Uno studio pubblicato dall’Organizzazione Mondiale della Sanità accende i riflettori sulle politiche di marketing dell’industria del tabacco, che negli ultimi anni sta incontrando sempre più difficoltà nei paesi sviluppati, a causa delle legislazioni maggiormente restrittive, come i divieti di pubblicizzare la vendita di sigarette e le norme introdotte contro il fumo nei locali pubblici. Insomma, le campagne di sensibilizzazione starebbero dando i loro frutti, che si riflettono nel calo del numero dei fumatori, per cui le imprese del settore si starebbero spostando progressivamente sui paesi più poveri, dove le norme sono ancora più flessibili.

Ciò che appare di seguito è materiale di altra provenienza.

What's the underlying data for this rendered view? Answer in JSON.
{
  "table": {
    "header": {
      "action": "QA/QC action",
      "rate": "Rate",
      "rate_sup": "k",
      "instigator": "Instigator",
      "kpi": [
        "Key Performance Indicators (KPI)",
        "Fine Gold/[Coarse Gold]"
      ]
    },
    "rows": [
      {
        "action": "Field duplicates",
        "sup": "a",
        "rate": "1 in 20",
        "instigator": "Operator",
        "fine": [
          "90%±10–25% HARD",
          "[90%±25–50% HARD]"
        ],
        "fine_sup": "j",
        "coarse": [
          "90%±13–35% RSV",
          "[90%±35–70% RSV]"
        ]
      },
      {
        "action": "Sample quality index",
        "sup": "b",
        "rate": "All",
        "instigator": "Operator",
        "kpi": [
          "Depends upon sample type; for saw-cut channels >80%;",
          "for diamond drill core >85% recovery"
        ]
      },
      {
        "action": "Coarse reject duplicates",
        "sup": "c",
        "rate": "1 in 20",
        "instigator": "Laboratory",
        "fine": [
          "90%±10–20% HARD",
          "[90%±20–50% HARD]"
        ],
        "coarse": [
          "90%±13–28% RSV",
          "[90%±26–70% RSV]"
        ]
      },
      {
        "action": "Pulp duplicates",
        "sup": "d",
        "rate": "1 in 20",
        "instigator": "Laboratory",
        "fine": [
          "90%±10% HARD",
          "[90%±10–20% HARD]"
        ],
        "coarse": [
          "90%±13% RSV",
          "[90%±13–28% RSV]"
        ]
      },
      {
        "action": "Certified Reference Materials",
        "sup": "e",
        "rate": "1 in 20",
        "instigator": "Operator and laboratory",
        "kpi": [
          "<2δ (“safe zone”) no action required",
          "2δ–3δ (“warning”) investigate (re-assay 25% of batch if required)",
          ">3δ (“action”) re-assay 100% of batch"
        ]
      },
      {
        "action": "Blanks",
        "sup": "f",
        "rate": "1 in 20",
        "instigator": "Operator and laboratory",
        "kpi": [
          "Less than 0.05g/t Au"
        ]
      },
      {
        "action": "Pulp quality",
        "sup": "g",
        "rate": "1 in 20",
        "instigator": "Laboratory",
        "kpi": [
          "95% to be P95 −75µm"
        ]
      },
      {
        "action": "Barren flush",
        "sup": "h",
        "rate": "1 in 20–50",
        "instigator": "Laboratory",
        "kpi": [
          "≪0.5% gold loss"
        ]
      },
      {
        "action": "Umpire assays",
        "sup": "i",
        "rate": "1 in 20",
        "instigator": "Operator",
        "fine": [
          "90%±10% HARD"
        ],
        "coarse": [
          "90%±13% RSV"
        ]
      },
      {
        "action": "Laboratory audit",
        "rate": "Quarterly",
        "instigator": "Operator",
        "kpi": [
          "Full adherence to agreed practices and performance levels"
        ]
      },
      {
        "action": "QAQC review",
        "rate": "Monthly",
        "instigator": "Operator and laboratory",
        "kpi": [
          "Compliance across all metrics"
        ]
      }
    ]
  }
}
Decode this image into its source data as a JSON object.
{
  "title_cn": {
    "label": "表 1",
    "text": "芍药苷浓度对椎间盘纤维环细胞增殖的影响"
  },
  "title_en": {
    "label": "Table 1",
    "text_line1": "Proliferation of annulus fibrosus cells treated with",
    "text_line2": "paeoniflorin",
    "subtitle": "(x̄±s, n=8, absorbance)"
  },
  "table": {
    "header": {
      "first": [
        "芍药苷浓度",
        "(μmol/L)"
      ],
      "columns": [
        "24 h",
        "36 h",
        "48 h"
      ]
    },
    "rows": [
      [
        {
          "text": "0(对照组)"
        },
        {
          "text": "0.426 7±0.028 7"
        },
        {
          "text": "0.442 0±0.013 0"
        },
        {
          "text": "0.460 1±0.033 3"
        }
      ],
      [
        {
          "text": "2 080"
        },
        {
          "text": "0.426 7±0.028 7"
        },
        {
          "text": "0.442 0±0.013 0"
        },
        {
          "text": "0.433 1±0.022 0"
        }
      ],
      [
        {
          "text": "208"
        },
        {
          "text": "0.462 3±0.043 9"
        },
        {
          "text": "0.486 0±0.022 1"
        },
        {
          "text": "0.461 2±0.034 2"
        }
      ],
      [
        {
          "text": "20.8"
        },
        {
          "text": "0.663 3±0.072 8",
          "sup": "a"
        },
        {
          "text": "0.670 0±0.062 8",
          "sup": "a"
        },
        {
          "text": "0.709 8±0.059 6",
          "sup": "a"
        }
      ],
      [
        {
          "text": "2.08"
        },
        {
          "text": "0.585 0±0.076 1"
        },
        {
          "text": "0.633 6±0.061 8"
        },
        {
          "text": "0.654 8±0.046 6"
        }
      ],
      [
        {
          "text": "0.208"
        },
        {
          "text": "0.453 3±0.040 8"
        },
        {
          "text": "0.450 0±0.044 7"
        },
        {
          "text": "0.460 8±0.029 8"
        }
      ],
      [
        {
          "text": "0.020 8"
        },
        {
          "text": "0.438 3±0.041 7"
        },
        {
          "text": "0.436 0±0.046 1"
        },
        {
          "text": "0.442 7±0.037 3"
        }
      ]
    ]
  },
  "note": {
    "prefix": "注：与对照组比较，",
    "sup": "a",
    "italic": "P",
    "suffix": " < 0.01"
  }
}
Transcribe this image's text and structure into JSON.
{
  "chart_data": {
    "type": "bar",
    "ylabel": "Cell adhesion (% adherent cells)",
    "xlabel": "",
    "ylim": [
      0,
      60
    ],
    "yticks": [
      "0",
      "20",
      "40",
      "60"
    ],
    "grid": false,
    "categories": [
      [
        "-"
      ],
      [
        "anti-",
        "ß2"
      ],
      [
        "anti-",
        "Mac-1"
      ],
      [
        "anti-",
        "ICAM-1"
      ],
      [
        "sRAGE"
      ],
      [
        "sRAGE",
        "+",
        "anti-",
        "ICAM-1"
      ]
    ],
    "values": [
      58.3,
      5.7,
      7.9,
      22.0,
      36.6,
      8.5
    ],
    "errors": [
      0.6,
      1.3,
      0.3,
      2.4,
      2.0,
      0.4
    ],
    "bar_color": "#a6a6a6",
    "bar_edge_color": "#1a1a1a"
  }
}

Divieto fumo e restrizioni a promozione nei paesi ricchi spinge a puntare su nuove economie
Lo studio ha esaminato 462 realtà locali di 16 paesi di diverso grado di sviluppo economico del pianeta, registrando il numero di esercizi, in cui si vende tabacco, e intervistando 12 mila persone, chiedendo loro se ricordano di avere visto o ascoltato negli ultimi 6 mesi forme di pubblicizzazione della vendita di tabacco. I risultati dello studio sono stati eloquenti: le campagne di marketing si stanno sempre più concentrando sui paesi con reddito pro-capite basso o medio-basso, non potendo fare altrimenti in gran parte dei paesi più ricchi. Non lo stesso dicasi per gli USA, dove la pubblicità è garantita dal Primo Emendamento della Costituzione americana e dove, si apprende, l’80% dei fumatori avrebbe acceso la prima sigaretta prima dei 18 anni di età. La Professoressa Anna Gilmore, dell’Università di Bath, nel Regno Unito, a capo del Gruppo di Ricerca sul Controllo del Tabacco, spiega che il futuro dell’industria del settore è legato proprio alle prospettive dei profitti nei paesi più poveri. Qui, le ricerche trovano che a fumare sarebbero 900 milioni di persone.
Le strategie dell’industria del tabacco
Sono diverse le strategie per spronare al fumo. Gilmore e i suoi colleghi notano nella loro ricerca, ad esempio, che nei paesi più poveri, il 64,8% degli esercizi recensiti vende sigarette singole, mentre la percentuale crolla al 2,8% nei paesi avanzati.